Tale soluzione si pone in contrasto con quanto indicato nella stessa relazione governativa circa la già ricordata natura permanente dell’illecito e circa il fatto che “fintanto che perdura l’inadempimento, non possa decorrere alcun termine per l’esercizio dell’azione risarcitoria, in quanto l’inosservanza del termine di conclusione del procedimento costituisce un illecito di carattere permanente, in relazione al quale non vi è alcuna ragione di certezza delle posizioni giuridiche che giustifichi il consolidamento di una (illecita) situazione di inerzia” (testualmente dalla relazione del Governo).

Inoltre, anche tenuto conto della già menzionata previsione della giurisdizione esclusiva del giudice amministrativo, l’abrogazione del riferimento al termine di prescrizione, contenuta nel comma secondo dell’art. 2-bis della legge n. 241/90, appare meno giustificabile a seguito dell’introduzione di tale più stretto termine per l’azione risarcitoria.

Si ricorda che il decorso dell’anno dal termine di conclusione del procedimento non consolida la situazione di inerzia dell’amministrazione e non preclude la tutela del privato, che, come previsto dall’art. 31, comma 2, può sempre riproporre l’istanza.

Del resto, è nota in sede civilistica la distinzione tra l'atto illecito istantaneo e l'atto illecito permanente - con le relative conseguenze in ordine alla decorrenza del termine prescrizionale per l'esercizio dell'azione risarcitoria.
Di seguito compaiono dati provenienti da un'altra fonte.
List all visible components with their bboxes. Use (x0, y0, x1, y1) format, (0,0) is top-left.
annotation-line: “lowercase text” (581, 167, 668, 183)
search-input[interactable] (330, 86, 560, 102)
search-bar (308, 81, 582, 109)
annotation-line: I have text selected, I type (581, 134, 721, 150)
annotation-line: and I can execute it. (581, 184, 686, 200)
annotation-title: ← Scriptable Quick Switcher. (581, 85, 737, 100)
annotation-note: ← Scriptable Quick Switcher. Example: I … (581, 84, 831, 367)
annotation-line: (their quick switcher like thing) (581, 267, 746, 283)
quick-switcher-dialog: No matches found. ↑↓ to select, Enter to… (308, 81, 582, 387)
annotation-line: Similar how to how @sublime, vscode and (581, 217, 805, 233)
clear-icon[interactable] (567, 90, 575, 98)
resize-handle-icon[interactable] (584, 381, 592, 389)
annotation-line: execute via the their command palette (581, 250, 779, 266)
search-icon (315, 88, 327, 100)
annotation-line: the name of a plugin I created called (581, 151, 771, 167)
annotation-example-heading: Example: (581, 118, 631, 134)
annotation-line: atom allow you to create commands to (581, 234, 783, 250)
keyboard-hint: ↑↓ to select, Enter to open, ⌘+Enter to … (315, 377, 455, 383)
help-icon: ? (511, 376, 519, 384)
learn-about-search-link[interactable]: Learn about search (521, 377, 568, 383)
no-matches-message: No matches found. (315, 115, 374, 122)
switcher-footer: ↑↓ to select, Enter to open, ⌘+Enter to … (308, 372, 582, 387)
Mentre nell'illecito istantaneo tale comportamento si esaurisce con il verificarsi del danno, pur se l'esistenza di questo si protragga poi autonomamente (c.d. fatto illecito istantaneo ad effetti permanenti), nell'illecito permanente la condotta oltre a produrre l'evento dannoso, lo alimenta continuamente per tutto il tempo in cui questo perdura, avendosi così coesistenza dell'uno e dell'altro (Cass. civ., III, 13 marzo 2007 , n. 5831). Il danno derivante dalla mancata conclusione del procedimento non deriva da un fatto illecito istantaneo ad effetti permanenti, ma costituisce un illecito permanente, che non cessa con la scadenza dell’anno dal termine per provvedere.

Il limite temporale inserito nel testo finale sembra, invece, presupporre che dopo il decorso dell’anno, se non tempestivamente attivata l’azione di risarcimento (nei 120 giorni successivi), la riproponibilità dell’istanza comporta che ogni eventuale danno può essere solo riferito al periodo temporale successivo alla scadenza del termine per provvedere sulla nuova istanza.

Inoltre, la modifica crea un ulteriore problema: in caso di proposizione dell’azione di annullamento il comma 5 dello stesso art. 30 ha previsto che la domanda risarcitoria può essere formulata nel corso del giudizio o, comunque, sino a centoventi giorni dal passaggio in giudicato della relativa sentenza, consentendo, come si è già ricordato, al privato di scegliere la strategia processuale di attendere l’esito del giudizio di annullamento per poi proporre e articolare la sua domanda di risarcimento. Una volta inserito un analogo termine per il risarcimento del danno da ritardo, tale esigenza sussiste anche in questo caso e il meccanismo previsto dal comma 5 sarebbe dovuto essere esteso anche al ricorso avverso il silenzio.

Ciò non è avvenuto e, di conseguenza,il privato che propone ricorso avverso il silenzio è comunque “costretto” a proporre la domanda di risarcimento entro un anno e 120 giorni dalla scadenza del termine per provvedere, anche se il ricorso avverso il silenzio non è stato ancora deciso e non avendo, in questo caso, neanche la cognizione esatta dei presupposti su cui fondare la domanda di risarcimento.

 

 



[1] Articolo tratto da R. Chieppa – R. Giovagnoli, Manuale di diritto amministrativo, Milano, 2011.